Na semana dos direitos humanos um dos grupos que mais merecem atenção são as crianças e os adolescentes. Nessa edição a reportagem do Jornal Bom Dia conversou com a presidente do Conselho Municipal dos Direitos da Criança e do Adolescente (Comdicae) e psicóloga, Adriana Regina Secchi, que ressaltou o compromisso e a união da sociedade para garantir os direitos nessa faixa etária.
Adriana destacou que os direitos reservados a esse grupo está garantido na Constituição Brasileira e foi intensificado com a inclusão do Estatuto da Criança e do Adolescente (ECA), documento criado a partir de mobilizações em nível internacional para possibilitar a proteção integral.
Conforme Adriana, no Brasil o ECA foi elaborado com ampla participação de diversos segmentos sociais ligados à infância. "A partir desta diversidade de olhares, foram definidos direitos considerados imprescindíveis para o pleno desenvolvimento de crianças de 0 a 12 anos e de adolescentes de 13 a 18 anos", pontuou a psicóloga.

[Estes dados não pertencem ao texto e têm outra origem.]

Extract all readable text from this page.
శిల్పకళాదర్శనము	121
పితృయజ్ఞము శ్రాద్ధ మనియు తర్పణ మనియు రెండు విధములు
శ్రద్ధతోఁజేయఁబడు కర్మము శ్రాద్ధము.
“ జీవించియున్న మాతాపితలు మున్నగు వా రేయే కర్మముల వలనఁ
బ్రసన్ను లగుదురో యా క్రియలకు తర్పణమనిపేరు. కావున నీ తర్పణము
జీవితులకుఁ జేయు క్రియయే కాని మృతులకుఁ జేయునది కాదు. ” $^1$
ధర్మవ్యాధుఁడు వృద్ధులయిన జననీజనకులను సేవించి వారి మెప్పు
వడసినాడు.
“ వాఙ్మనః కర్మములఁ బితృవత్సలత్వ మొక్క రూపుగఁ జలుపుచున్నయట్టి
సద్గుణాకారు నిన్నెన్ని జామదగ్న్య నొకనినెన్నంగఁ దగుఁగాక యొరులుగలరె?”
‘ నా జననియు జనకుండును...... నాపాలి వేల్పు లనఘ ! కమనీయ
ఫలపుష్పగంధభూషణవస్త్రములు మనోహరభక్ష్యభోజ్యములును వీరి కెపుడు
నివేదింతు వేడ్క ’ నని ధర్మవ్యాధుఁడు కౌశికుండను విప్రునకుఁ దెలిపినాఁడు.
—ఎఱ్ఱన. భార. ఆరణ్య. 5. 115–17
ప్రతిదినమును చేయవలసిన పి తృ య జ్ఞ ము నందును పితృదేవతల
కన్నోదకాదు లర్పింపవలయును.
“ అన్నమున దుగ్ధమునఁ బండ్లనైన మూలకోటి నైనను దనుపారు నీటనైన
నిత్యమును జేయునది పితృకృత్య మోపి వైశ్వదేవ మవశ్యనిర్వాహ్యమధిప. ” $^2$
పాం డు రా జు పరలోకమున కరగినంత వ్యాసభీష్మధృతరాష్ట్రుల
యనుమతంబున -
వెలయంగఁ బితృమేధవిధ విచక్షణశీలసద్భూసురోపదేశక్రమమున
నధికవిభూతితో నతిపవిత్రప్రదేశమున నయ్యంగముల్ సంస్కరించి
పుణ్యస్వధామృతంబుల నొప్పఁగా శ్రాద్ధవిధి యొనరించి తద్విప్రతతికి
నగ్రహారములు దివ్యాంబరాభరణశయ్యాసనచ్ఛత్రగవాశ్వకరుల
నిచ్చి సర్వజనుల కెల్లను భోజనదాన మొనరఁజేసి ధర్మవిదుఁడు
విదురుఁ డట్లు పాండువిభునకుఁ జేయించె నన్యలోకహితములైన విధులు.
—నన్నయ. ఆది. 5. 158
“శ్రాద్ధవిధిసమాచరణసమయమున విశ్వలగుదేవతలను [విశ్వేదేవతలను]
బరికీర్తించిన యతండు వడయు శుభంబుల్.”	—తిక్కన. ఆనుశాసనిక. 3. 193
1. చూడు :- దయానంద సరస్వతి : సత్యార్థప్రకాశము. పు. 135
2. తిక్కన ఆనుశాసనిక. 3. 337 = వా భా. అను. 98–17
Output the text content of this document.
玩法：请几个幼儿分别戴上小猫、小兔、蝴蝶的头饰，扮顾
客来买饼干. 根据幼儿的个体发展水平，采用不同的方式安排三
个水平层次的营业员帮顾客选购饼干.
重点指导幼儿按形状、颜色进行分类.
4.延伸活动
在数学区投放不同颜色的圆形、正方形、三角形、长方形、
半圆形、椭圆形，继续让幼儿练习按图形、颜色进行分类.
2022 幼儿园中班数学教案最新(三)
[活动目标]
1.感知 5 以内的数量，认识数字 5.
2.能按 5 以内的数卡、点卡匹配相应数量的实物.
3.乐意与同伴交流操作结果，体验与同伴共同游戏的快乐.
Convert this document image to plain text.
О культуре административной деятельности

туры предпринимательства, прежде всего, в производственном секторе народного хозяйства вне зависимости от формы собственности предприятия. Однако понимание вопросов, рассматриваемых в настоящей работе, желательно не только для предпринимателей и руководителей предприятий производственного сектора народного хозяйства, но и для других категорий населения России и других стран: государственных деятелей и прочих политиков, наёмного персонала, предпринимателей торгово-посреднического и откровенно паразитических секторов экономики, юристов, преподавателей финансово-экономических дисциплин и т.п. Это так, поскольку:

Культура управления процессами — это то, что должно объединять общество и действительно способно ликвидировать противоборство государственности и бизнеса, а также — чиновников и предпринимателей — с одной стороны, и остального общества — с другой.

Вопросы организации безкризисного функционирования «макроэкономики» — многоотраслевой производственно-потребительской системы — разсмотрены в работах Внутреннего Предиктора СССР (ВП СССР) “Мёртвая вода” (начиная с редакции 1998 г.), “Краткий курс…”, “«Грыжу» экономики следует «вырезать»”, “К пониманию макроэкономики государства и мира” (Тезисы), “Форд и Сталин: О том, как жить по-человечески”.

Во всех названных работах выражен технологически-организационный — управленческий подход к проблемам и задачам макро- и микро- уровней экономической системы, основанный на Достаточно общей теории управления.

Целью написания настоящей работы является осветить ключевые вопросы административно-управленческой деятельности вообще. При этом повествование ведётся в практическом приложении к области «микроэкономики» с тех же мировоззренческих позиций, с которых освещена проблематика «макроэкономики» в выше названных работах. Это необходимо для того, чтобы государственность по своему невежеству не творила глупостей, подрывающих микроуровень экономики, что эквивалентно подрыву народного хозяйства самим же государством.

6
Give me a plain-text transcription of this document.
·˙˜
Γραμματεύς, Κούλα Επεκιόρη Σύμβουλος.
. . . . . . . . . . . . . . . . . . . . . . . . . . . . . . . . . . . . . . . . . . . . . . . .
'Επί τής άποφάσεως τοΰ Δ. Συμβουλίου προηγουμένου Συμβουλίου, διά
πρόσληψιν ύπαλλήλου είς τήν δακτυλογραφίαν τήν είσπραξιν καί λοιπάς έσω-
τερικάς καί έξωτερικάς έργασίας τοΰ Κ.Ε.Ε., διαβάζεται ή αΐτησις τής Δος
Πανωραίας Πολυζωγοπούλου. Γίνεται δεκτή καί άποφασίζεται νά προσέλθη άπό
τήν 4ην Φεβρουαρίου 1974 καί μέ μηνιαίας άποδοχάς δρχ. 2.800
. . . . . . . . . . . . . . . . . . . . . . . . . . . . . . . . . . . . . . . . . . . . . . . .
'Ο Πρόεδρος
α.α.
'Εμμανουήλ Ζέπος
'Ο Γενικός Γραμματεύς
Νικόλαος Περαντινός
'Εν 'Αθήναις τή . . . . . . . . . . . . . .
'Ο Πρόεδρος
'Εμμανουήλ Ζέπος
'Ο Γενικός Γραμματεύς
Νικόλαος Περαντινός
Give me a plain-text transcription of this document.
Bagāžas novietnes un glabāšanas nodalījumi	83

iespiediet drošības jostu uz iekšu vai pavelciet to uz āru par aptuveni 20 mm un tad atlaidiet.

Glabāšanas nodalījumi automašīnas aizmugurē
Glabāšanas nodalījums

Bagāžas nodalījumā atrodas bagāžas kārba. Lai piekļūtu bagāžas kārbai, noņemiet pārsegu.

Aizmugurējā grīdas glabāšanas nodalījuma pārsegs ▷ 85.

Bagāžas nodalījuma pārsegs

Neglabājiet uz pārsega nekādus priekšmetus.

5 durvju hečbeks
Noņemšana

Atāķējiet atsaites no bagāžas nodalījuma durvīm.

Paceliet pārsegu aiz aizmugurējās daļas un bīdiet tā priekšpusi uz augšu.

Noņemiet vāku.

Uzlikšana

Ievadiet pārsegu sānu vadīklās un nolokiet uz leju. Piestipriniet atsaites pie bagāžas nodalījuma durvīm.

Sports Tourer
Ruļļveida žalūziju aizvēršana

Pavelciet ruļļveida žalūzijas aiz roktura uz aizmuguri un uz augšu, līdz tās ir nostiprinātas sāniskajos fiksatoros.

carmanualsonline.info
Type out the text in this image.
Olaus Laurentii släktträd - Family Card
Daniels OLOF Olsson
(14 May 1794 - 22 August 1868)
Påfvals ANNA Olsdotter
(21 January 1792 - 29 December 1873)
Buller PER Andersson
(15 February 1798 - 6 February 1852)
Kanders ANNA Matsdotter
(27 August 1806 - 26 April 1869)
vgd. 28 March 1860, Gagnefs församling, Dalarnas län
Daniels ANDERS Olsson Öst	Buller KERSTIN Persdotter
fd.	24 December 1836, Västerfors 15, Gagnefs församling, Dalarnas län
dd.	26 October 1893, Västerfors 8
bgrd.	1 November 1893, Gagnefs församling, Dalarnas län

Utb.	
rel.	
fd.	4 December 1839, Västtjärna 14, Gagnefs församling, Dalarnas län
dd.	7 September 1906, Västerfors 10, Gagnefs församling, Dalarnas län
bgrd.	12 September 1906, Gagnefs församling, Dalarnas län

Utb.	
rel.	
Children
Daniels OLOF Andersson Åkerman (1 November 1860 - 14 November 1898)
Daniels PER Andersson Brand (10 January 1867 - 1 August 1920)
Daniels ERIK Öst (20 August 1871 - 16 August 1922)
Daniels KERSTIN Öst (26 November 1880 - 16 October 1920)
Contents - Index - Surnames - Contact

| Direitos garantidos pelo Estatuto da Criança e do Adolescente O Estatuto da Criança e do Adolescente (ECA) determina às crianças e aos adolescentes o direito à vida, saúde, alimentação, educação, lazer, profissionalização, cultura, dignidade, respeito, liberdade e a convivência familiar e comunitária. Bem como a prioridade no atendimento em serviços públicos e na formulação de políticas públicas e sociais. |
União para proteger
Para a psicóloga a sociedade deve se unir para intensificar a proteção as crianças e adolescentes. "O Estado, a sociedade e a família devem ter como prioridade absoluta assegurar às crianças e adolescentes os seus direitos previstos por lei", destacou Adriana, citando ainda, que é compromisso de todos impedir que crianças e adolescentes sejam alvos de toda as formas de negligência, discriminação, exploração, violência, crueldade e opressão, além de oportunizar o desenvolvimento físico, mental, moral, espiritual e social.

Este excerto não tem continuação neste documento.